На втором этаже заправляла ответсекретать Виктория Францевна Брындина. Это особая личность. Я до сих пор иногда просыпаюсь от содрогания, что вот на пороге появится посыльная баба Клава и безапелляционно потребует: «К Брындиной!» Ничего хорошего, значит, не жди. Ее авторитет внушал уважение и робость. До сих пор помню, какой мучительной для меня оказалась командировка с нею в один из районов области. Нас поселили в одном номере, но случилась непогода, самолет задерживался, и все выходные пришлось просидеть в гостинице. О чем говорить? Я ощущала себя школьницей перед учителем! Еще больше сробела, когда не знала, как реагировать на ее аскетизм. Всем было известно, что она блокадница, очень скромна в быту, но ее неприхотливость зашкаливала. В то время как нас, приезжих журналистов, готовы были потчевать в столовой день и ночь, она предложила купить банку рыбных консервов и черный хлеб и поужинать в номере. И поужинали… Но все это мелочи по сравнению с тем, какую роль в творчестве многих из нас сыграла ее требовательность.

Борис Бережков. Я вряд ли смогу в описании своих впечатлений выразить в полной мере масштаб и колорит этой личности. Но вот работоспособность… Его рекорд в месяц – 5, а то и 6 тысяч строк, при плане 3000-3500! Такого никому не удавалось за всю историю газеты. 

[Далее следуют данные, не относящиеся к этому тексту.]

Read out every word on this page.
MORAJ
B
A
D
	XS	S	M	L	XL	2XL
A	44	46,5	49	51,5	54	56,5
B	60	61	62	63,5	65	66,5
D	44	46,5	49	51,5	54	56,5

А вот об Эдике Стойлове хочется сказать особо. Он был любимцем женщин. Наверное, не было такой сотрудницы, которой бы он не сделал комплимент. А еще он притягивал тем, что работал как-то легко. Для того, чтобы писать в тишине, мы, журналисты, частенько находили уединение в актовом зале на третьем этаже. Туда же нередко приходил и Эдик. И вот сидим, скрипим «перьями», а Эдик уже на выходе. Писал он быстро, увлеченно, но не уверена, что всегда достоверно. Иногда их вместе с Евгением Лисицыным, с которым они подготовили не один фоторепортаж, явно заносило в фантазиях. То якобы какой-то подземный аэродром найдут, то неведомую заброшенную железную дорогу, то в соседнем Кемерове обнаружат землетрясение. Но читалось все это на «ура!». Думаю, Эдуард Стойлов был бы очень востребован сейчас, когда такая свобода творчества и когда мы так много пишем о судьбе старинного Томска. А Томск Эдик любил не меньше, чем женщин…

Подлинным центром притяжения была приемная. Здесь властвовала секретарь Эстера Коган. Иногда казалось, что это она «рулит» всем коллективом. Она была в курсе всех дел и событий, к ней мы обращались, когда требовалось что-то «просигналить» редактору. Здесь, в приемной, узнавали редакционные новости и делились своими. Она была очень толковой и бралась за любую работу: если надо, грамотно и быстро напечатает текст (кстати, одной из первых освоила компьютер), садилась за телефон и собирала информацию. Она всегда готова была прийти на помощь.

 

Украшение редакции

Тут же, на втором этаже, располагался и секретариат, где твердо обосновался Валера Сердюк. Руководство ценило его за добросовестность и трудолюбие. Мы – за то, что можно было внести правку, когда ее уже по всем правилам вносить нельзя. А также за его стихи. На особом положении находился художник Владимир Марьин. Не в каждой редакции имелась такая штатная единица. Вообще это была политика редактора: приглашать и удерживать талантливых людей. 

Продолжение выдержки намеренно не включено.